I share Speaker Encoder implementation which is in an experimental mode. however, it works quite well so far. You can visit https://github.com/mozilla/TTS/tree/dev/speaker_encoder to play with it. Any feedback is welcome.
I’m currently training the Speaker_Encoder on the LibriTTS 360 data set. Besides of the required paths adjustments, I’m using the speaker_encoder/config.json
in its default setting. The training seem to proceed incredibly slow, but both my GPU (RTX 2080 Super) and CPU (i7-9700 @ 3GHz x 8) are hardly utilized (~4% and ~30% respectively). I noticed that LoaderTime and StepTime are rather high, but as this is my first try-out with the Speaker_Encoder I can’t assess as to whether they are too high.

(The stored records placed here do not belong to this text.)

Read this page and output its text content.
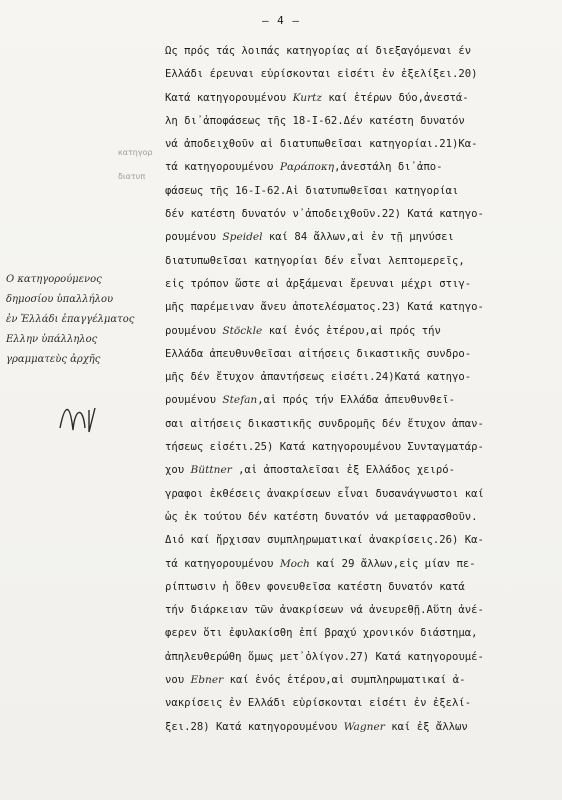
— 4 —
κατηγορ
διατυπ
Ως πρός τάς λοιπάς κατηγορίας αί διεξαγόμεναι έν
Ελλάδι έρευναι εὑρίσκονται εἰσέτι ἐν ἐξελίξει.20)
Κατά κατηγορουμένου Kurtz καί ἑτέρων δύο,ἀνεστά-
λη δι᾽ἀποφάσεως τῆς 18-I-62.Δέν κατέστη δυνατόν
νά ἀποδειχθοῦν αἱ διατυπωθεῖσαι κατηγορίαι.21)Κα-
τά κατηγορουμένου Ραράποκη,ἀνεστάλη δι᾽ἀπο-
φάσεως τῆς 16-I-62.Αἱ διατυπωθεῖσαι κατηγορίαι
δέν κατέστη δυνατόν ν᾽ἀποδειχθοῦν.22) Κατά κατηγο-
ρουμένου Speidel καί 84 ἄλλων,αἱ ἐν τῇ μηνύσει
διατυπωθεῖσαι κατηγορίαι δέν εἶναι λεπτομερεῖς,
εἰς τρόπον ὥστε αἱ ἀρξάμεναι ἔρευναι μέχρι στιγ-
μῆς παρέμειναν ἄνευ ἀποτελέσματος.23) Κατά κατηγο-
ρουμένου Stöckle καί ἑνός ἑτέρου,αἱ πρός τήν
Ελλάδα ἀπευθυνθεῖσαι αἰτήσεις δικαστικῆς συνδρο-
μῆς δέν ἔτυχον ἀπαντήσεως εἰσέτι.24)Κατά κατηγο-
ρουμένου Stefan,αἱ πρός τήν Ελλάδα ἀπευθυνθεῖ-
σαι αἰτήσεις δικαστικῆς συνδρομῆς δέν ἔτυχον ἀπαν-
τήσεως εἰσέτι.25) Κατά κατηγορουμένου Συνταγματάρ-
χου Büttner ,αἱ ἀποσταλεῖσαι ἐξ Ελλάδος χειρό-
γραφοι ἐκθέσεις ἀνακρίσεων εἶναι δυσανάγνωστοι καί
ὡς ἐκ τούτου δέν κατέστη δυνατόν νά μεταφρασθοῦν.
Διό καί ἤρχισαν συμπληρωματικαί ἀνακρίσεις.26) Κα-
τά κατηγορουμένου Moch καί 29 ἄλλων,εἰς μίαν πε-
ρίπτωσιν ἡ ὅθεν φονευθεῖσα κατέστη δυνατόν κατά
τήν διάρκειαν τῶν ἀνακρίσεων νά ἀνευρεθῇ.Αὕτη ἀνέ-
φερεν ὅτι ἐφυλακίσθη ἐπί βραχύ χρονικόν διάστημα,
ἀπηλευθερώθη ὅμως μετ᾽ὀλίγον.27) Κατά κατηγορουμέ-
νου Ebner καί ἑνός ἑτέρου,αἱ συμπληρωματικαί ἀ-
νακρίσεις ἐν Ελλάδι εὑρίσκονται εἰσέτι ἐν ἐξελί-
ξει.28) Κατά κατηγορουμένου Wagner καί ἐξ ἄλλων
Ο κατηγορούμενος
δημοσίου ὑπαλλήλου
ἐν Ἑλλάδι ἐπαγγέλματος
Ελλην ὑπάλληλος
γραμματεὺς ἀρχῆς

| > Step:1 Loss:3.26553 AvgLoss:3.26553 GradNorm:3.69772 StepTime:0.59 LoaderTime:127.44 LR:0.000100
BEST MODEL (3.26553) : /home/**/Documents/outputs/libri_tts/speaker_encoder/libritts_360-half-May-13-2020_08+39AM-fff8a11/best_model.pth.tar
| > Step:2 Loss:3.29812 AvgLoss:3.26585 GradNorm:3.76372 StepTime:0.59 LoaderTime:122.70 LR:0.000100
| > Step:3 Loss:3.22227 AvgLoss:3.26542 GradNorm:3.52534 StepTime:0.59 LoaderTime:124.80 LR:0.000100
BEST MODEL (3.26542) : /home/**/Documents/outputs/libri_tts/speaker_encoder/libritts_360-half-May-13-2020_08+39AM-fff8a11/best_model.pth.tar
| > Step:4 Loss:3.26529 AvgLoss:3.26542 GradNorm:3.28403 StepTime:0.59 LoaderTime:123.52 LR:0.000100
BEST MODEL (3.26542) : /home/**/Documents/outputs/libri_tts/speaker_encoder/libritts_360-half-May-13-2020_08+39AM-fff8a11/best_model.pth.tar
| > Step:5 Loss:3.31441 AvgLoss:3.26591 GradNorm:2.57975 StepTime:0.60 LoaderTime:130.64 LR:0.000100
| > Step:6 Loss:3.29085 AvgLoss:3.26616 GradNorm:4.37252 StepTime:0.60 LoaderTime:126.86 LR:0.000100
Tensorboard screenshot:
I guess my questions are:
- Is it normal that the training of the speaker_encoder proceeds that slow?
- How could I improve the hardware utilization? What are the bottlenecks here?
- Do I need to do some preprocessing on the dataset or split into train and eval?
- It is normal. Dataloader is not really efficient and it loads a lot of data dynamically.
- You can find out more efficient way to load the data.
- No you don’t need additional split.